Problem One of the most-viewed articles in Open Source Puppet Assist between September of 2020 and March of 2021 was determine a thundering herd condition in Puppet (OSPA-21). Thundering herds have been an out-of-box problem in Puppet for more than a decade, and for users "in the know", there is a clear, bulletproof solution: use a combination of splayed and deterministic run start times to evenly distribute agent checkins. Problematically, this doesn't work with our daemonized agent. Customers must instead disable the agent, and use OS schedulers such as Cron (Posix) and Scheduled Tasks (Windows). See this module for full automation of the configuration.

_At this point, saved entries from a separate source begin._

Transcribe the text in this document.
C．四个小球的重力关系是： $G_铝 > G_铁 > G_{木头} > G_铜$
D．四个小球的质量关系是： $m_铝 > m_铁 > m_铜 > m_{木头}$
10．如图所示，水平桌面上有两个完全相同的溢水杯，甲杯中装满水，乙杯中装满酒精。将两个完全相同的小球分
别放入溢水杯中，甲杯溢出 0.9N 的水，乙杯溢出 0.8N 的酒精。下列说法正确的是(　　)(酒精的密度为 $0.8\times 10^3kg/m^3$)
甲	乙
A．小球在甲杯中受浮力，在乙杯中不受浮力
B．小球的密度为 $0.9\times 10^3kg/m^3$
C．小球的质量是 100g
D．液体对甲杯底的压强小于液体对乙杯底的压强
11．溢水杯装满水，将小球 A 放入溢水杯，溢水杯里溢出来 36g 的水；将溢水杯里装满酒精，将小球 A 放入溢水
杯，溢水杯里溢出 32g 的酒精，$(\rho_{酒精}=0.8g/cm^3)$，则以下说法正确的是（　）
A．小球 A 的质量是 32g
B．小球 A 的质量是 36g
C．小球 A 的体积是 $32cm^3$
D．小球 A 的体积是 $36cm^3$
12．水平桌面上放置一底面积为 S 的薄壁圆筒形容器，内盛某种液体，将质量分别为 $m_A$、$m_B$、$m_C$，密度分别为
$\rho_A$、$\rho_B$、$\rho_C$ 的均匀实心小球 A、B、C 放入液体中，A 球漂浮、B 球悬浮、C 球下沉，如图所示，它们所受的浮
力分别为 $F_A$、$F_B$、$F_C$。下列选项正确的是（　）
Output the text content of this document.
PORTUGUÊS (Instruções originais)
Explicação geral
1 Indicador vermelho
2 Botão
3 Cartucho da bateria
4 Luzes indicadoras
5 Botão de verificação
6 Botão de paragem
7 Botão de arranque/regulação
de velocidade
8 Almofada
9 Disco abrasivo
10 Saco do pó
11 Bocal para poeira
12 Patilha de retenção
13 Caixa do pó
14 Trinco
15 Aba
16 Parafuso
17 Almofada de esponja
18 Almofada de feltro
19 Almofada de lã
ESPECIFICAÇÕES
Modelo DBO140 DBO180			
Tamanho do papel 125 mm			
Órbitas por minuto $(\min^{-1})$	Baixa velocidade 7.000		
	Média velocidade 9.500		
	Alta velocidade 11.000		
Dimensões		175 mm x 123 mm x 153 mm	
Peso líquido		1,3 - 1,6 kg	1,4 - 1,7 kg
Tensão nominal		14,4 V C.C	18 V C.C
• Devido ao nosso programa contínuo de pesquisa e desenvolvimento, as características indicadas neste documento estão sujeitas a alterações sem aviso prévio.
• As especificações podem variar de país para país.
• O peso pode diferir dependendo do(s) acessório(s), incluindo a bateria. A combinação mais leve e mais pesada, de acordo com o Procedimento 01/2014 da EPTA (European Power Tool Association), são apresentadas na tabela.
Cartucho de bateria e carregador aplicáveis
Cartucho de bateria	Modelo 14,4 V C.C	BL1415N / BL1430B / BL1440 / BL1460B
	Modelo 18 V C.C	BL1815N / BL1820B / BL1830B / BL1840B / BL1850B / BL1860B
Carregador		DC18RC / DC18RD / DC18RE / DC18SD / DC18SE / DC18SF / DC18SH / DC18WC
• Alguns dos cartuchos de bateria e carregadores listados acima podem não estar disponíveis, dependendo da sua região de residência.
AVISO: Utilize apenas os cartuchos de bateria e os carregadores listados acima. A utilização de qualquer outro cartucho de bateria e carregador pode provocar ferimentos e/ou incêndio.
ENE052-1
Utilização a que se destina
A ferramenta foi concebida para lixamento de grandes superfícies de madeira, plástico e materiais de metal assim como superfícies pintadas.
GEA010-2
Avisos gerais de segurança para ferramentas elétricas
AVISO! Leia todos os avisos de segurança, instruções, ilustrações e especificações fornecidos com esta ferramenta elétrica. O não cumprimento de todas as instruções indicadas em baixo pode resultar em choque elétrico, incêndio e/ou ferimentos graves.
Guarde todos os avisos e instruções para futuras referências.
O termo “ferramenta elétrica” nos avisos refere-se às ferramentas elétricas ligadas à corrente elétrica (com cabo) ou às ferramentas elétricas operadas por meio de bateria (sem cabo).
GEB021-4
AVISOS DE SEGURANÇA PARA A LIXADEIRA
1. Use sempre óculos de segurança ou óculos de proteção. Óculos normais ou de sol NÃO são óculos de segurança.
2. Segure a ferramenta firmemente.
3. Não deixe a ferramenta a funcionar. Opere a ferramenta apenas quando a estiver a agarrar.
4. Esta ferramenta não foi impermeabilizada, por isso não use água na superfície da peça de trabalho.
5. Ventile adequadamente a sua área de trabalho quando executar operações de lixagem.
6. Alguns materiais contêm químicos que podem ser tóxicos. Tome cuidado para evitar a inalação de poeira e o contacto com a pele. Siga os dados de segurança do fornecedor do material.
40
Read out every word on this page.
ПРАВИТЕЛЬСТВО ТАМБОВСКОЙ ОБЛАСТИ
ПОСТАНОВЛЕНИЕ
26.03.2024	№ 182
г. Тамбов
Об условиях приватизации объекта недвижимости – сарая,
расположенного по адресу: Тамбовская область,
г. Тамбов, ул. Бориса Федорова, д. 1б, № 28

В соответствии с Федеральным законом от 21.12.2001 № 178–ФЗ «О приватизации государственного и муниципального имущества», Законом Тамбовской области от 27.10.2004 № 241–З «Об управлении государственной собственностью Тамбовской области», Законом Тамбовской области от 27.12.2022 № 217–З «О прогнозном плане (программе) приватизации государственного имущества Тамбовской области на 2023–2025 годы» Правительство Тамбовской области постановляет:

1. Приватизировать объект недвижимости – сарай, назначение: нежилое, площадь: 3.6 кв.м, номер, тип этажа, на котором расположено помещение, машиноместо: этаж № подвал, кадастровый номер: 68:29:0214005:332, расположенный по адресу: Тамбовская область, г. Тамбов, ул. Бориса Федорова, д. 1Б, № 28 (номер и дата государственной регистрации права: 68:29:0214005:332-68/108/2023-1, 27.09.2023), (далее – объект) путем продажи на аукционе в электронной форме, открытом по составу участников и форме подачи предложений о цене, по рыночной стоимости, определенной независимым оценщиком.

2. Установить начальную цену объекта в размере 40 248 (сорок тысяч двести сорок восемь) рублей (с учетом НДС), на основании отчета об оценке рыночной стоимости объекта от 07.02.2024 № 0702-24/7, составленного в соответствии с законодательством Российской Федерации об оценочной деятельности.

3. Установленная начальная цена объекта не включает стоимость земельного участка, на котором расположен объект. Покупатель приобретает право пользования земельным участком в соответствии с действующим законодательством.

Desired Solution The Puppet agent should provide a deterministic run scheduling mode which evenly distributes agent runs automatically, and eliminates the possibility of thundering herds developing. This mode should become the new default mode. Characteristics:
- Scheduled run start times should be based on computed wall clock times. Not on variable-time events such as previous run end times.
- An agent's individual run start time should include a random splay, seeded on the agent's certname setting
- The agent should schedule and perform a first-start run quickly (immediately or splayed if splay is configured) on daemon startup, after which subsequent run starts should adhere to the computed wall-clock schedule
On startup, an agent might schedule runs thusly.
- Schedule a startup run for
now() + $splay
- Schedule the first regular daemon run for
now() + ((($run_interval - (now() % $run_interval)) + fqdn_rand($certname)) % $run_interval)
- Every subsequently run should be scheduled exactly $run_interval after of the previously scheduled run
- Optionally, a provision can be made to skip the first scheduled daemon run if it would occur too soon after the startup run
We advise our largest customers to achieve this scheduling algorithm today in order to better distribute load, and to prevent thundering herds. We should eliminate the onerous workaround by incorporating it into our product, and in so doing deliver the same benefits to all Puppet users, as well as eliminate one of our most common troubleshooting exasperations. |